IF you find yourself sitting in Memorial Hall this week, waiting for inspiration on a Byzantine history exam, recite this eight-word incantation:
The beauty of exams is that they end.
Of course, such advice won't accomplish anything in particular. It's not efficacious just true. But once exams do end. after you've dotted the last i and left your pride on question 3, wait for that remarkable neurological phenomenon that occurs in every undergraduate.
Call it the Great Purge.
Don't think you're immune; no one is. It's rather capricious, this academic anemia. The more you study, the more you forget afterwards.

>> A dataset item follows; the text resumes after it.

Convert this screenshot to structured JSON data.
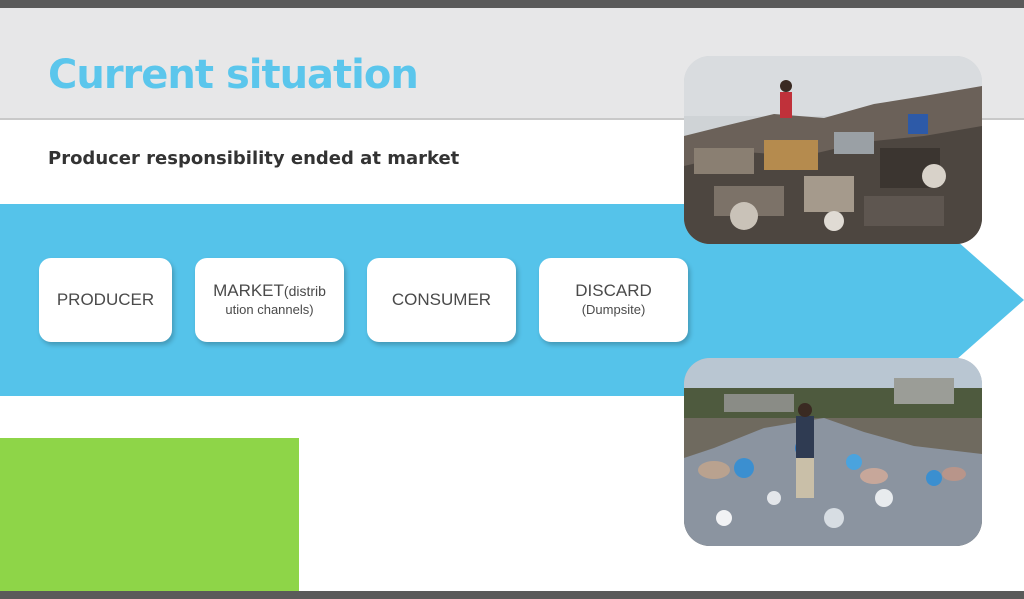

So before I fall victim to the trauma of exams and the subsequent housecleaning upstairs, I've decided to sort out a few random thoughts. In a week or two, they might be gone, swept out with the major battles at Constantinople.
Squelch the Liberals' Boutique
President Bush scheduled the Panama invasion for December 20, the day after the Crimson editorial staff had packed up and vacated to the farthest corners of the liberal world for the holidays.
Coincidence? I don't think so. The last thing Mr. Bush needed, of course, was a fiery diatribe from the crowd at 14 Plympton St. to take all the gratification out of it.
The Wisdom of Ronald
Listening to the radio can indeed be an edifying experience. During an interview with a CBS syndicate, former president Ronald W. Reagan recalled the assassination attempt on his life by John Hinckley, Jr., and proclaimed Hinckley "not on a normal basis."
This is the same gentleman who brought us, ten years ago, the meaningful "are you better off now than you were four years ago?" and the bottom line "Mr. Gorbachev, tear down this wall!"
Is it an illusion, or is the Reagan rhetoric losing its profundity?
Don't Hold Your Breath
I've been waiting a long time--going on three years now--for a one semester introductory economics course. After surveying the course supplement for next term, I see I'll have to keep on waiting.
The Ec Department must believe that everyone who has a semester's worth of interest in economics must have two semester's worth. That leaves those of us off the Merrill Lynch track without an alternative. Take two semesters or take a hike.
If only it followed the lead of our Physics Department, which has four introductory courses ranging from one to three semesters, plus a fifth, accelerated sequence.
Marx My Words
Just how fast are things happening in Eastern Europe? Here's an example:
Two years ago, I took a one semester class on international communism. At the conclusion of the course, the section leader thanked us all for enrolling and predicted that within a few years, the course would have to be expanded to a full year to accommodate decades more of communist history. That was 1987.
Recently, Czechoslovak universities jettisoned their requirements in Marxist theory. Meanwhile, communist regimes and parties in Europe wobbled, fell and even renamed themselves. That was 1989.
The Proper Sin-Tax
Harvard's own Albert Gore, Jr. '69 has done a commendable (but politically naive) deed by wrapping himself not in a flag, but in a non-biodegradable plastic bag. As Mr. Environment, Gore may never get himself elected above the Senate, but at least he's gutsy enough to choose a worthwhile cause.
Now as long as our altruistic Mr. Gore has selflessly adopted the role of our collective conscience on the environment issue, perhaps he'd like to take up a related cause: smoking.
The issue is not as politically suicidal (pun intended) as it once was, and not as extreme either. A complete ban on all indoor public smoking is certainly not a fringe issue, although admittedly it still could cost more votes than it would gain. But an anti-smoking cause would sure fit nicely with his overall crusade.
It's quite a shame that plastic bags and charred lungs aren't as attention grabbing as stars and stripes. They certainly do seem a lot-more important.